Struct Qnn_BwBlockwiseExpansionMapped_t¶

Nested Relationships¶

struct Qnn_BwBlockwiseExpansionMapped_t¶

A struct to express bw block-wise mapped expansion quantization parameters.

Note

This quantization encoding must not be used with dynamically shaped tensors.

Public Members

uint32_t bitwidth¶: Weight bitwidth must be <= number of bits specified by data type of tensor.

Qnn_QuantizationEncodingMapping_t mapping¶: Specifies mapping from low bitwidth values to quantized values e.g. for custom symmetric encodings bitwidth=2 mapping=QNN_QUANTIZATION_ENCODING_MAPPING_LINEAR_SYMMETRIC_EXCLUDE_ZERO signed values {-2, -1, 0, 1} map to quantized values of {-1.5, -0.5, 0.5, 1.5} such that dequantized_values = scale * {-1.5, -0.5, 0.5, 1.5} Backends are free to manage integer representation at execution time. For the above example, if 4-bit values are used at execution time, the backend may use the mapping {-2, -1, 0, 1} -> {-3, -1, 1, 3} adjusting the scale to scale/2

Qnn_ScaleOffset_t *scaleOffsets¶: Array of size axisSize of scale offset pairs.

uint32_t blockScaleBitwidth¶: Per block scale factor bitwidth (e.g. 12 bits for 4 to 16 expansion)

Qnn_BlockwiseExpansionBlockScaleStorageType_t blockScaleStorageType¶: Size of the block scaling storage, must be able to store at least blockScaleBitwidth sized values.

union unnamed¶

Public Members

uint8_t *blocksScale8¶: A contiguous array of block scalings of size axisSize*numBlocksPerAxis.

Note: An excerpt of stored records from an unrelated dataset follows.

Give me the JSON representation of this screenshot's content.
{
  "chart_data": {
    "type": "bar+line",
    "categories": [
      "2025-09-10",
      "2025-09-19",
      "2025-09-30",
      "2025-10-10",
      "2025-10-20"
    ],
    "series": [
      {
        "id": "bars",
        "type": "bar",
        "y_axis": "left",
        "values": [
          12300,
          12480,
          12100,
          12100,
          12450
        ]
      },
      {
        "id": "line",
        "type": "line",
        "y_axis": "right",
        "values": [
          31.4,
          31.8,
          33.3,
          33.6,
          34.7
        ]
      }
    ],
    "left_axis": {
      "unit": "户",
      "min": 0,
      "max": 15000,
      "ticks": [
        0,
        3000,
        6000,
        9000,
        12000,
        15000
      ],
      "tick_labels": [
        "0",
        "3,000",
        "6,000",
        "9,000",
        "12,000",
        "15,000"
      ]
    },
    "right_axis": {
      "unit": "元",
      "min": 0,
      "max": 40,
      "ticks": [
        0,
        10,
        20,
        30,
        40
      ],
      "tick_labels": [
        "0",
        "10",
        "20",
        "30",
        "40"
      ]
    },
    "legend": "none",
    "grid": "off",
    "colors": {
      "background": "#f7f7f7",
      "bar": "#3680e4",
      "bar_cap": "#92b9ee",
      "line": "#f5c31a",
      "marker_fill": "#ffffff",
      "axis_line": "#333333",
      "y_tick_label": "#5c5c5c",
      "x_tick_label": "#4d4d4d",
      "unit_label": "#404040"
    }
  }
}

The array is laid out such that an element can be accessed via blocksScale8[axisIter*numBlocksPerAxis+blockIter]. Used when blockStorageSize is QNN_BLOCKWISE_EXPANSION_BITWIDTH_SCALE_STORAGE_8.

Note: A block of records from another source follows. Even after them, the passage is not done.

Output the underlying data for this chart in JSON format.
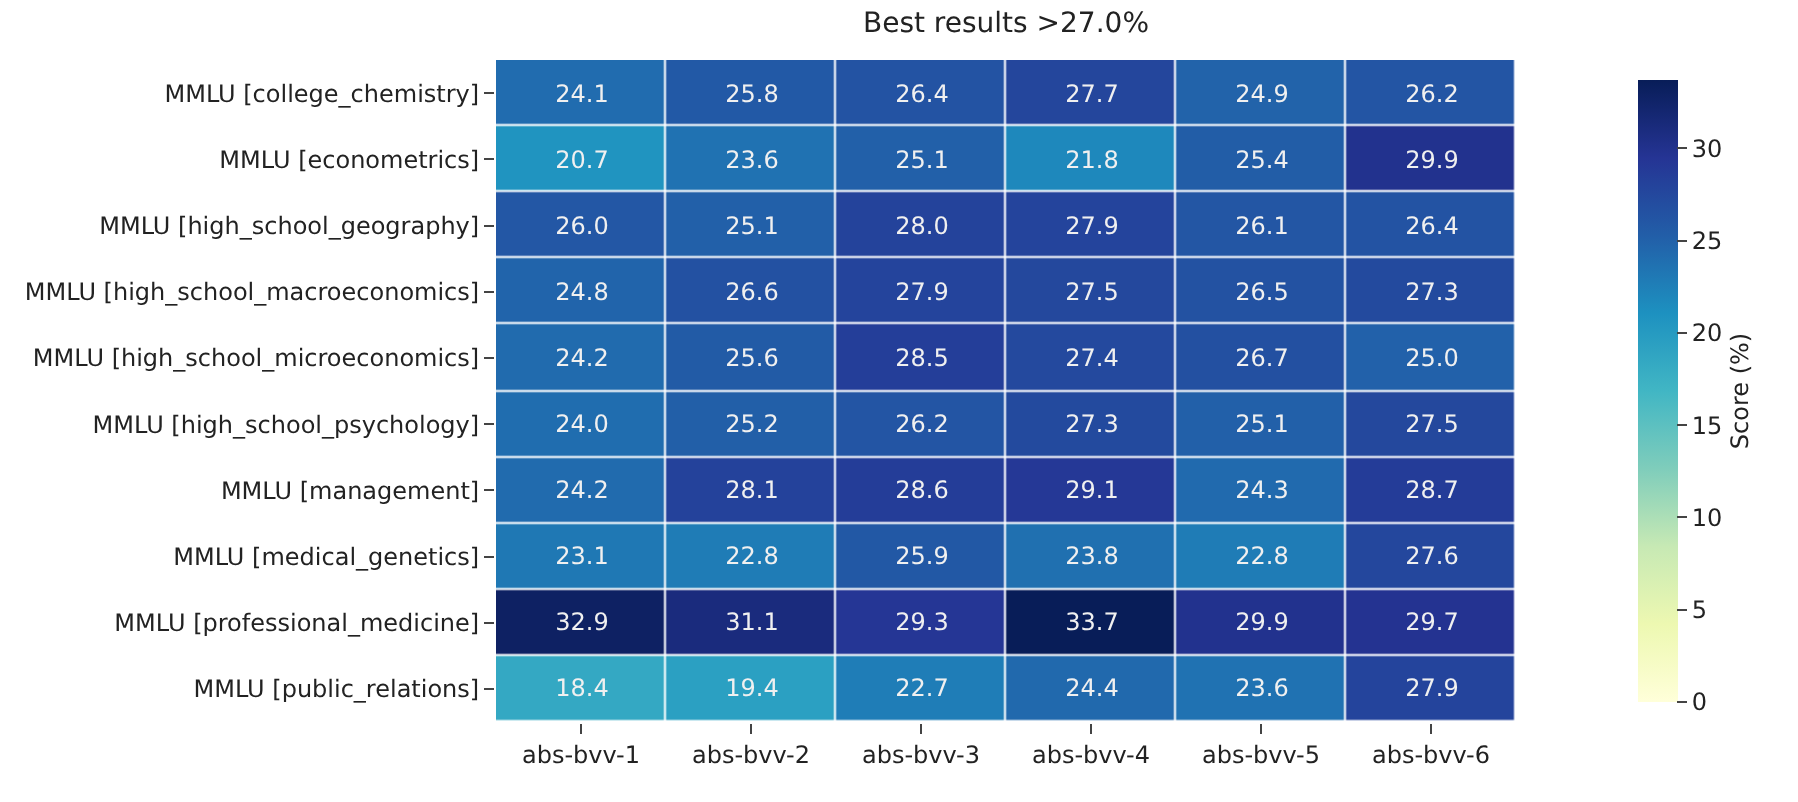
{
  "chart_data": {
    "type": "heatmap",
    "title": "Best results >27.0%",
    "clabel": "Score (%)",
    "categories": [
      "abs-bvv-1",
      "abs-bvv-2",
      "abs-bvv-3",
      "abs-bvv-4",
      "abs-bvv-5",
      "abs-bvv-6"
    ],
    "y_categories": [
      "MMLU [college_chemistry]",
      "MMLU [econometrics]",
      "MMLU [high_school_geography]",
      "MMLU [high_school_macroeconomics]",
      "MMLU [high_school_microeconomics]",
      "MMLU [high_school_psychology]",
      "MMLU [management]",
      "MMLU [medical_genetics]",
      "MMLU [professional_medicine]",
      "MMLU [public_relations]"
    ],
    "cells": [
      [
        24.1,
        25.8,
        26.4,
        27.7,
        24.9,
        26.2
      ],
      [
        20.7,
        23.6,
        25.1,
        21.8,
        25.4,
        29.9
      ],
      [
        26.0,
        25.1,
        28.0,
        27.9,
        26.1,
        26.4
      ],
      [
        24.8,
        26.6,
        27.9,
        27.5,
        26.5,
        27.3
      ],
      [
        24.2,
        25.6,
        28.5,
        27.4,
        26.7,
        25.0
      ],
      [
        24.0,
        25.2,
        26.2,
        27.3,
        25.1,
        27.5
      ],
      [
        24.2,
        28.1,
        28.6,
        29.1,
        24.3,
        28.7
      ],
      [
        23.1,
        22.8,
        25.9,
        23.8,
        22.8,
        27.6
      ],
      [
        32.9,
        31.1,
        29.3,
        33.7,
        29.9,
        29.7
      ],
      [
        18.4,
        19.4,
        22.7,
        24.4,
        23.6,
        27.9
      ]
    ],
    "cell_labels": [
      [
        "24.1",
        "25.8",
        "26.4",
        "27.7",
        "24.9",
        "26.2"
      ],
      [
        "20.7",
        "23.6",
        "25.1",
        "21.8",
        "25.4",
        "29.9"
      ],
      [
        "26.0",
        "25.1",
        "28.0",
        "27.9",
        "26.1",
        "26.4"
      ],
      [
        "24.8",
        "26.6",
        "27.9",
        "27.5",
        "26.5",
        "27.3"
      ],
      [
        "24.2",
        "25.6",
        "28.5",
        "27.4",
        "26.7",
        "25.0"
      ],
      [
        "24.0",
        "25.2",
        "26.2",
        "27.3",
        "25.1",
        "27.5"
      ],
      [
        "24.2",
        "28.1",
        "28.6",
        "29.1",
        "24.3",
        "28.7"
      ],
      [
        "23.1",
        "22.8",
        "25.9",
        "23.8",
        "22.8",
        "27.6"
      ],
      [
        "32.9",
        "31.1",
        "29.3",
        "33.7",
        "29.9",
        "29.7"
      ],
      [
        "18.4",
        "19.4",
        "22.7",
        "24.4",
        "23.6",
        "27.9"
      ]
    ],
    "clim": [
      0,
      33.7
    ],
    "cticks": [
      0,
      5,
      10,
      15,
      20,
      25,
      30
    ]
  }
}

uint16_t *blocksScale16¶: A contiguous array of block scalings of size axisSize*numBlocksPerAxis. The array is laid out such that an element can be accessed via blocksScale16[axisIter*numBlocksPerAxis+blockIter]. Used when blockStorageSize is QNN_BLOCKWISE_EXPANSION_BITWIDTH_SCALE_STORAGE_16.